In his 1955 essay, The Face of Garbo, French literary critic Roland Barthes wrote of the American actor, Greta Garbo, “[she] belongs to that moment in cinema when capturing the human face still plunged audiences into the deepest ecstasy, when one literally lost oneself in a human image… when the face represented a kind of absolute state of the flesh, which could neither be reached nor renounced.”
Barthes certainly did not write with Dharmendra Kewal Krishna Deol in mind. Garbo preceded Dharmendra by at least thirty years. She retired from Hollywood three years before the son of a school teacher and a homemaker left his village, Dangon, in Ludhiana, for Mumbai (then called Bombay) to participate in a talent hunt organised by an entertainment magazine. And yet, his face too, was singular in its impact on his audience: not flesh, but platonic beauty; his was the visage of the ideal romantic figure; the “human image” in which women —and perhaps many men, too — could “lose” themselves.
Garbo’s tendency to remain private about her life — she retired in the mid 50s, spent the rest of her life in her New York apartment, rarely attended events, and died in 1990— only aided Barthes’s analysis. Hers was a face that belonged to a time when the audience drew awe and existential meaning from cinema. That changed as time, and cinema, progressed, Barthes contended. Audrey Hepburn, another great on-screen beauty, did not further the archetype of the existential beauty, but rather, of the “substantive individual”, recognised for its own traits, its own lyricism.
Dharmendra, one might say, straddled both archetypes. His visage may have indeed seemed sublime when he first made his debut in the 1960 film, Dil Bhi Tera Hum Bhi Tere (opposite Kum Kum), and in the subsequent heroic roles he essayed in Anpadh (opposite Mala Sinha), Bandini (opposite Nutan), and Anupama (opposite Sharmila Tagore), but he had no pretensions for mystique. Over time, Dharmendra’s visage, too, lent itself easily to newer archetypes — He-Man, Son of the Soil, Witty Comical Hero, Heartthrob.
And then came Ramesh Sippy’s Sholay in 1975, where he portrayed all these archetypes in one role, the blue safari suit donning Veeru.
What makes a film or a book or a pop icon cult, Italian semiotician and novelist Umberto Eco famously pondered. In 1984, analysing the Humphrey Bogart-Ingrid Bergman wartime cult film, Casablanca, Eco wrote that in order for a work to transform into a cult object, the film or book “must be loved, certainly” but it must also “provide a completely furnished world so that its fans can quote characters and episodes as if they were aspects of the fan’s private sectarian world, a world about which one can make up quizzes, and play trivia games, so that the adepts of the sect recognise through each other a shared expertise”. The viewer or reader must be able to “break, dislocate, unhinge [the work] so that one can remember only parts of it, irrespective of their original relationship with the whole,” Eco wrote.

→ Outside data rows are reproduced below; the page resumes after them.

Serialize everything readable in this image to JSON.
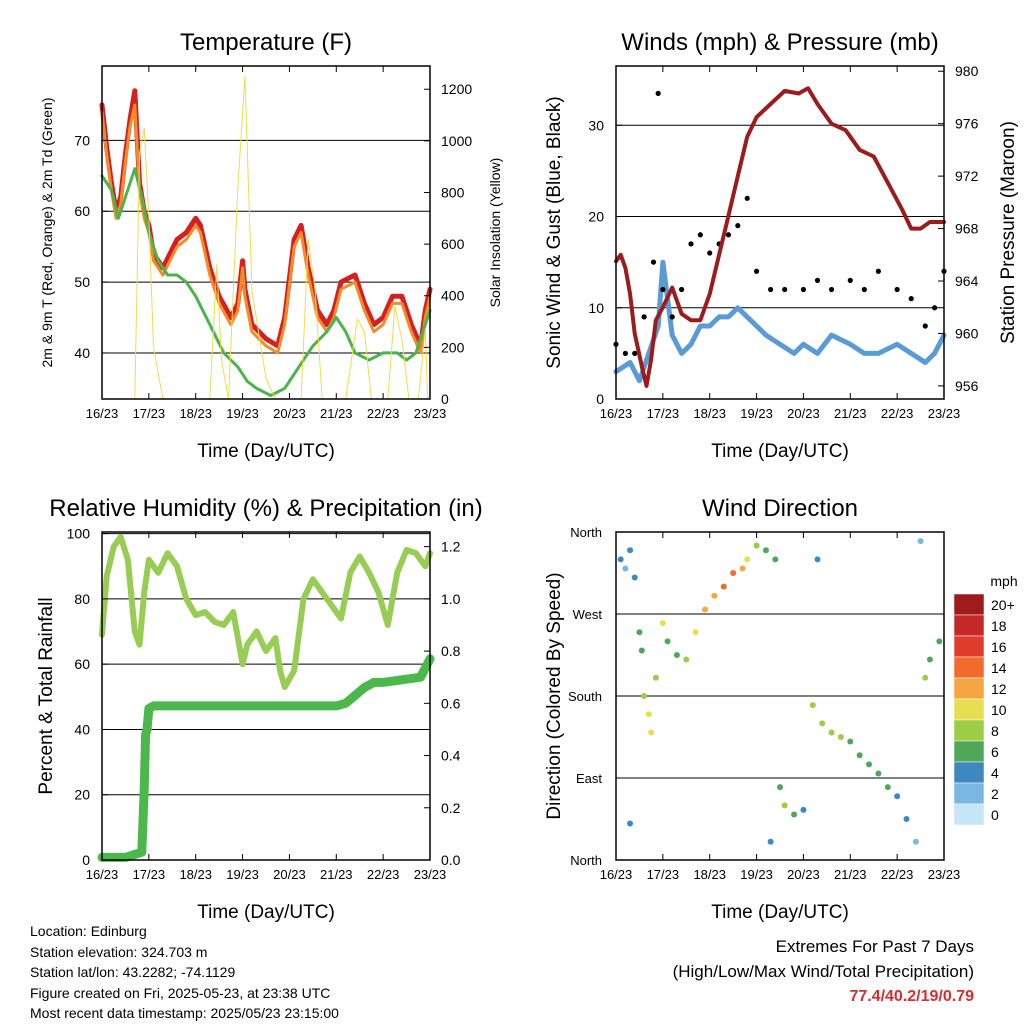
{
  "colors": {
    "temp_2m": "#d42020",
    "temp_9m": "#f08c2a",
    "dewpoint": "#4db34d",
    "insolation": "#f2dc4a",
    "wind": "#5b9bd5",
    "gust": "#000000",
    "pressure": "#9b1c1c",
    "rh": "#99cc55",
    "precip": "#4cb84c"
  },
  "x_ticks": [
    "16/23",
    "17/23",
    "18/23",
    "19/23",
    "20/23",
    "21/23",
    "22/23",
    "23/23"
  ],
  "chart_data": [
    {
      "type": "line",
      "title": "Temperature (F)",
      "xlabel": "Time (Day/UTC)",
      "ylabel": "2m & 9m T (Red, Orange) & 2m Td (Green)",
      "ylabel_right": "Solar Insolation (Yellow)",
      "x_range": [
        0,
        7
      ],
      "ylim": [
        33.5,
        80.5
      ],
      "y_ticks": [
        40,
        50,
        60,
        70
      ],
      "ylim_right": [
        0,
        1290
      ],
      "y_ticks_right": [
        0,
        200,
        400,
        600,
        800,
        1000,
        1200
      ],
      "grid": "horizontal",
      "series": [
        {
          "name": "2m T",
          "color_key": "temp_2m",
          "axis": "left",
          "x": [
            0,
            0.1,
            0.2,
            0.3,
            0.4,
            0.5,
            0.6,
            0.7,
            0.8,
            0.9,
            1.0,
            1.1,
            1.2,
            1.3,
            1.45,
            1.6,
            1.8,
            2.0,
            2.1,
            2.3,
            2.5,
            2.75,
            2.9,
            3.0,
            3.05,
            3.2,
            3.5,
            3.75,
            3.9,
            4.1,
            4.25,
            4.4,
            4.6,
            4.8,
            4.95,
            5.1,
            5.4,
            5.6,
            5.8,
            6.0,
            6.2,
            6.4,
            6.6,
            6.8,
            6.9,
            7.0
          ],
          "y": [
            75,
            69,
            64,
            60,
            62,
            68,
            73,
            77,
            64,
            60,
            58,
            54,
            53,
            52,
            54,
            56,
            57,
            59,
            58,
            52,
            48,
            45,
            47,
            53,
            49,
            44,
            42,
            41,
            45,
            56,
            58,
            52,
            46,
            44,
            46,
            50,
            51,
            47,
            44,
            45,
            48,
            48,
            44,
            41,
            46,
            49
          ]
        },
        {
          "name": "9m T",
          "color_key": "temp_9m",
          "axis": "left",
          "x": [
            0,
            0.1,
            0.2,
            0.3,
            0.4,
            0.5,
            0.6,
            0.7,
            0.8,
            0.9,
            1.0,
            1.1,
            1.2,
            1.3,
            1.45,
            1.6,
            1.8,
            2.0,
            2.1,
            2.3,
            2.5,
            2.75,
            2.9,
            3.0,
            3.05,
            3.2,
            3.5,
            3.75,
            3.9,
            4.1,
            4.25,
            4.4,
            4.6,
            4.8,
            4.95,
            5.1,
            5.4,
            5.6,
            5.8,
            6.0,
            6.2,
            6.4,
            6.6,
            6.8,
            6.9,
            7.0
          ],
          "y": [
            74,
            68,
            63,
            59,
            61,
            67,
            72,
            75,
            63,
            59,
            57,
            53,
            52,
            51,
            53,
            55,
            56,
            58,
            57,
            51,
            47,
            44,
            46,
            52,
            48,
            43,
            41,
            40,
            44,
            55,
            57,
            51,
            45,
            43,
            45,
            49,
            50,
            46,
            43,
            44,
            47,
            47,
            43,
            40,
            45,
            48
          ]
        },
        {
          "name": "2m Td",
          "color_key": "dewpoint",
          "axis": "left",
          "x": [
            0,
            0.2,
            0.35,
            0.5,
            0.7,
            0.85,
            1.0,
            1.2,
            1.4,
            1.6,
            1.8,
            2.0,
            2.3,
            2.6,
            2.9,
            3.1,
            3.3,
            3.6,
            3.9,
            4.2,
            4.5,
            4.8,
            5.0,
            5.2,
            5.4,
            5.7,
            6.0,
            6.3,
            6.5,
            6.7,
            6.9,
            7.0
          ],
          "y": [
            65,
            63,
            59,
            62,
            66,
            62,
            57,
            53,
            51,
            51,
            50,
            48,
            44,
            40,
            38,
            36,
            35,
            34,
            35,
            38,
            41,
            43,
            45,
            43,
            40,
            39,
            40,
            40,
            39,
            40,
            44,
            46
          ]
        },
        {
          "name": "Solar Insolation",
          "color_key": "insolation",
          "axis": "right",
          "x": [
            0.7,
            0.8,
            0.9,
            1.0,
            1.1,
            1.3,
            2.3,
            2.45,
            2.55,
            2.7,
            2.9,
            3.05,
            3.2,
            3.5,
            3.7,
            4.25,
            4.4,
            4.55,
            4.7,
            5.2,
            5.45,
            5.6,
            5.75,
            6.1,
            6.25,
            6.4,
            6.55,
            6.75,
            6.9,
            6.95
          ],
          "y": [
            0,
            950,
            1050,
            700,
            200,
            0,
            0,
            520,
            150,
            0,
            820,
            1250,
            420,
            80,
            0,
            0,
            620,
            420,
            0,
            0,
            310,
            260,
            0,
            0,
            360,
            230,
            0,
            0,
            270,
            0
          ]
        }
      ]
    },
    {
      "type": "line",
      "title": "Winds (mph) & Pressure (mb)",
      "xlabel": "Time (Day/UTC)",
      "ylabel": "Sonic Wind & Gust (Blue, Black)",
      "ylabel_right": "Station Pressure (Maroon)",
      "x_range": [
        0,
        7
      ],
      "ylim": [
        0,
        36.5
      ],
      "y_ticks": [
        0,
        10,
        20,
        30
      ],
      "ylim_right": [
        955,
        980.4
      ],
      "y_ticks_right": [
        956,
        960,
        964,
        968,
        972,
        976,
        980
      ],
      "grid": "horizontal",
      "series": [
        {
          "name": "Sonic Wind",
          "color_key": "wind",
          "axis": "left",
          "x": [
            0,
            0.3,
            0.5,
            0.7,
            0.9,
            1.0,
            1.2,
            1.4,
            1.6,
            1.8,
            2.0,
            2.2,
            2.4,
            2.6,
            2.8,
            3.0,
            3.2,
            3.5,
            3.8,
            4.0,
            4.3,
            4.6,
            5.0,
            5.3,
            5.6,
            6.0,
            6.3,
            6.6,
            6.8,
            7.0
          ],
          "y": [
            3,
            4,
            2,
            5,
            8,
            15,
            7,
            5,
            6,
            8,
            8,
            9,
            9,
            10,
            9,
            8,
            7,
            6,
            5,
            6,
            5,
            7,
            6,
            5,
            5,
            6,
            5,
            4,
            5,
            7
          ]
        },
        {
          "name": "Gust",
          "color_key": "gust",
          "axis": "left",
          "style": "points",
          "x": [
            0,
            0.2,
            0.4,
            0.6,
            0.8,
            0.9,
            1.0,
            1.2,
            1.4,
            1.6,
            1.8,
            2.0,
            2.2,
            2.4,
            2.6,
            2.8,
            3.0,
            3.3,
            3.6,
            4.0,
            4.3,
            4.6,
            5.0,
            5.3,
            5.6,
            6.0,
            6.3,
            6.6,
            6.8,
            7.0
          ],
          "y": [
            6,
            5,
            5,
            9,
            15,
            33.5,
            12,
            9,
            12,
            17,
            18,
            16,
            17,
            18,
            19,
            22,
            14,
            12,
            12,
            12,
            13,
            12,
            13,
            12,
            14,
            12,
            11,
            8,
            10,
            14
          ]
        },
        {
          "name": "Station Pressure",
          "color_key": "pressure",
          "axis": "right",
          "x": [
            0,
            0.1,
            0.2,
            0.3,
            0.4,
            0.55,
            0.65,
            0.75,
            0.85,
            1.0,
            1.2,
            1.4,
            1.6,
            1.8,
            2.0,
            2.2,
            2.4,
            2.6,
            2.8,
            3.0,
            3.3,
            3.6,
            3.9,
            4.1,
            4.3,
            4.6,
            4.9,
            5.2,
            5.5,
            5.8,
            6.1,
            6.3,
            6.5,
            6.7,
            7.0
          ],
          "y": [
            965.5,
            966,
            965,
            963,
            960,
            957.5,
            956,
            958,
            961,
            962,
            963.5,
            961.5,
            961,
            961,
            963,
            966,
            969,
            972,
            975,
            976.5,
            977.5,
            978.5,
            978.3,
            978.7,
            977.5,
            976,
            975.5,
            974,
            973.5,
            971.5,
            969.5,
            968,
            968,
            968.5,
            968.5
          ]
        }
      ]
    },
    {
      "type": "line",
      "title": "Relative Humidity (%) & Precipitation (in)",
      "xlabel": "Time (Day/UTC)",
      "ylabel": "Percent & Total Rainfall",
      "x_range": [
        0,
        7
      ],
      "ylim": [
        0,
        100.5
      ],
      "y_ticks": [
        0,
        20,
        40,
        60,
        80,
        100
      ],
      "ylim_right": [
        0,
        1.256
      ],
      "y_ticks_right": [
        "0.0",
        "0.2",
        "0.4",
        "0.6",
        "0.8",
        "1.0",
        "1.2"
      ],
      "grid": "horizontal",
      "series": [
        {
          "name": "Relative Humidity",
          "color_key": "rh",
          "axis": "left",
          "x": [
            0,
            0.1,
            0.25,
            0.4,
            0.55,
            0.7,
            0.8,
            0.9,
            1.0,
            1.2,
            1.4,
            1.6,
            1.8,
            2.0,
            2.2,
            2.4,
            2.6,
            2.8,
            3.0,
            3.1,
            3.3,
            3.5,
            3.7,
            3.8,
            3.9,
            4.1,
            4.3,
            4.5,
            4.7,
            4.9,
            5.1,
            5.3,
            5.5,
            5.7,
            5.9,
            6.1,
            6.3,
            6.5,
            6.7,
            6.9,
            7.0
          ],
          "y": [
            69,
            87,
            96,
            99,
            92,
            70,
            66,
            82,
            92,
            88,
            94,
            90,
            80,
            75,
            76,
            73,
            72,
            76,
            60,
            66,
            70,
            64,
            68,
            58,
            53,
            58,
            80,
            86,
            82,
            78,
            74,
            88,
            93,
            88,
            82,
            72,
            88,
            95,
            94,
            90,
            94
          ]
        },
        {
          "name": "Total Rainfall",
          "color_key": "precip",
          "axis": "right",
          "x": [
            0,
            0.5,
            0.85,
            0.9,
            0.93,
            0.96,
            1.0,
            1.1,
            2.0,
            3.0,
            4.0,
            5.0,
            5.2,
            5.4,
            5.6,
            5.8,
            6.0,
            6.4,
            6.8,
            7.0
          ],
          "y": [
            0.01,
            0.01,
            0.03,
            0.27,
            0.48,
            0.5,
            0.58,
            0.59,
            0.59,
            0.59,
            0.59,
            0.59,
            0.6,
            0.63,
            0.66,
            0.68,
            0.68,
            0.69,
            0.7,
            0.77
          ]
        }
      ]
    },
    {
      "type": "scatter",
      "title": "Wind Direction",
      "xlabel": "Time (Day/UTC)",
      "ylabel": "Direction (Colored By Speed)",
      "x_range": [
        0,
        7
      ],
      "y_categories": [
        "North",
        "East",
        "South",
        "West",
        "North"
      ],
      "ylim": [
        0,
        360
      ],
      "grid": "horizontal",
      "colorbar": {
        "title": "mph",
        "labels": [
          "20+",
          "18",
          "16",
          "14",
          "12",
          "10",
          "8",
          "6",
          "4",
          "2",
          "0"
        ],
        "colors": [
          "#9e1c1c",
          "#c62828",
          "#e03c2c",
          "#f26a2c",
          "#f5a542",
          "#e8de52",
          "#9fcc45",
          "#4fa85a",
          "#3f87bf",
          "#7ab8e2",
          "#c4e6f7"
        ]
      },
      "points": [
        {
          "x": 0.1,
          "y": 330,
          "s": 3
        },
        {
          "x": 0.2,
          "y": 320,
          "s": 2
        },
        {
          "x": 0.3,
          "y": 340,
          "s": 4
        },
        {
          "x": 0.4,
          "y": 310,
          "s": 3
        },
        {
          "x": 0.5,
          "y": 250,
          "s": 5
        },
        {
          "x": 0.55,
          "y": 230,
          "s": 6
        },
        {
          "x": 0.6,
          "y": 180,
          "s": 8
        },
        {
          "x": 0.7,
          "y": 160,
          "s": 10
        },
        {
          "x": 0.75,
          "y": 140,
          "s": 9
        },
        {
          "x": 0.85,
          "y": 200,
          "s": 7
        },
        {
          "x": 1.0,
          "y": 260,
          "s": 9
        },
        {
          "x": 1.1,
          "y": 240,
          "s": 6
        },
        {
          "x": 1.3,
          "y": 225,
          "s": 6
        },
        {
          "x": 1.5,
          "y": 220,
          "s": 7
        },
        {
          "x": 1.7,
          "y": 250,
          "s": 9
        },
        {
          "x": 1.9,
          "y": 275,
          "s": 11
        },
        {
          "x": 2.1,
          "y": 290,
          "s": 12
        },
        {
          "x": 2.3,
          "y": 300,
          "s": 13
        },
        {
          "x": 2.5,
          "y": 315,
          "s": 13
        },
        {
          "x": 2.7,
          "y": 320,
          "s": 12
        },
        {
          "x": 2.8,
          "y": 330,
          "s": 9
        },
        {
          "x": 3.0,
          "y": 345,
          "s": 8
        },
        {
          "x": 3.2,
          "y": 340,
          "s": 6
        },
        {
          "x": 3.4,
          "y": 330,
          "s": 6
        },
        {
          "x": 3.5,
          "y": 80,
          "s": 6
        },
        {
          "x": 3.6,
          "y": 60,
          "s": 7
        },
        {
          "x": 3.8,
          "y": 50,
          "s": 5
        },
        {
          "x": 4.0,
          "y": 55,
          "s": 4
        },
        {
          "x": 4.2,
          "y": 170,
          "s": 7
        },
        {
          "x": 4.4,
          "y": 150,
          "s": 8
        },
        {
          "x": 4.6,
          "y": 140,
          "s": 7
        },
        {
          "x": 4.8,
          "y": 135,
          "s": 8
        },
        {
          "x": 5.0,
          "y": 130,
          "s": 6
        },
        {
          "x": 5.2,
          "y": 115,
          "s": 6
        },
        {
          "x": 5.4,
          "y": 105,
          "s": 5
        },
        {
          "x": 5.6,
          "y": 95,
          "s": 5
        },
        {
          "x": 5.8,
          "y": 80,
          "s": 5
        },
        {
          "x": 6.0,
          "y": 70,
          "s": 4
        },
        {
          "x": 6.2,
          "y": 45,
          "s": 3
        },
        {
          "x": 6.4,
          "y": 20,
          "s": 2
        },
        {
          "x": 6.6,
          "y": 200,
          "s": 7
        },
        {
          "x": 6.7,
          "y": 220,
          "s": 6
        },
        {
          "x": 6.9,
          "y": 240,
          "s": 5
        },
        {
          "x": 0.3,
          "y": 40,
          "s": 3
        },
        {
          "x": 3.3,
          "y": 20,
          "s": 4
        },
        {
          "x": 4.3,
          "y": 330,
          "s": 3
        },
        {
          "x": 6.5,
          "y": 350,
          "s": 2
        }
      ]
    }
  ],
  "info": {
    "location": "Location: Edinburg",
    "elevation": "Station elevation: 324.703 m",
    "latlon": "Station lat/lon: 43.2282; -74.1129",
    "created": "Figure created on Fri, 2025-05-23, at 23:38 UTC",
    "recent": "Most recent data timestamp: 2025/05/23 23:15:00"
  },
  "extremes": {
    "title": "Extremes For Past 7 Days",
    "subtitle": "(High/Low/Max Wind/Total Precipitation)",
    "values": "77.4/40.2/19/0.79"
  }
}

Sholay inspired all this and more. The fact that Amitabh Bachchan, another (living) iconic figure, and Dharmendra played the characters of Jai and Veeru, only lent weight to its cult status. Their faces came to symbolise newer archetypes: the hopeless romantic was the perfect foil to the angry young(er) man. And paired together, their brand of friendship cut short only by death, continues to inspire the modern myth of brotherhood between men, whose version we are most familiar with as the bro-code.
New technology and an emerging film magazine culture certainly played a part in generating the cult of Dharmendra. By the late '60s, Dharmendra, whose face routinely caused a thousand sighs, was accessible in full technicolour on the big screen. Stardust, which was started in 1971, printed stories about him with headlines like ‘Love Is …. Being Aas Paas’ [on his relationship with his co-star Hema Malini, whom he later married] and ‘Dharmendra’s Wife Defends her Husband!’ [on his first wife, Prakash Kaur].
In the obituary she wrote for the Hindustan Times, former Stardust editor Shobhaa De, describes how “at one time, during the early ’80s, housewives from Delhi would jump on an early morning flight, rush to whichever studio Dharmendra was shooting in, and demand a private audience in his dressing room. He always obliged. “How can I disappoint any woman?” he would simply shrug.” De, who coined the term “Garam Dharam” to describe the actor’s sensual appeal, wrote that Dharmendra “famously admitted it was his “duty” to make every woman feel desirable and special.” “But,” she added, “there was nothing slimy or lecherous about him. Far from it. Old fashioned and chivalrous, Dharmendra was incapable of offending the ladies who flocked to meet him.”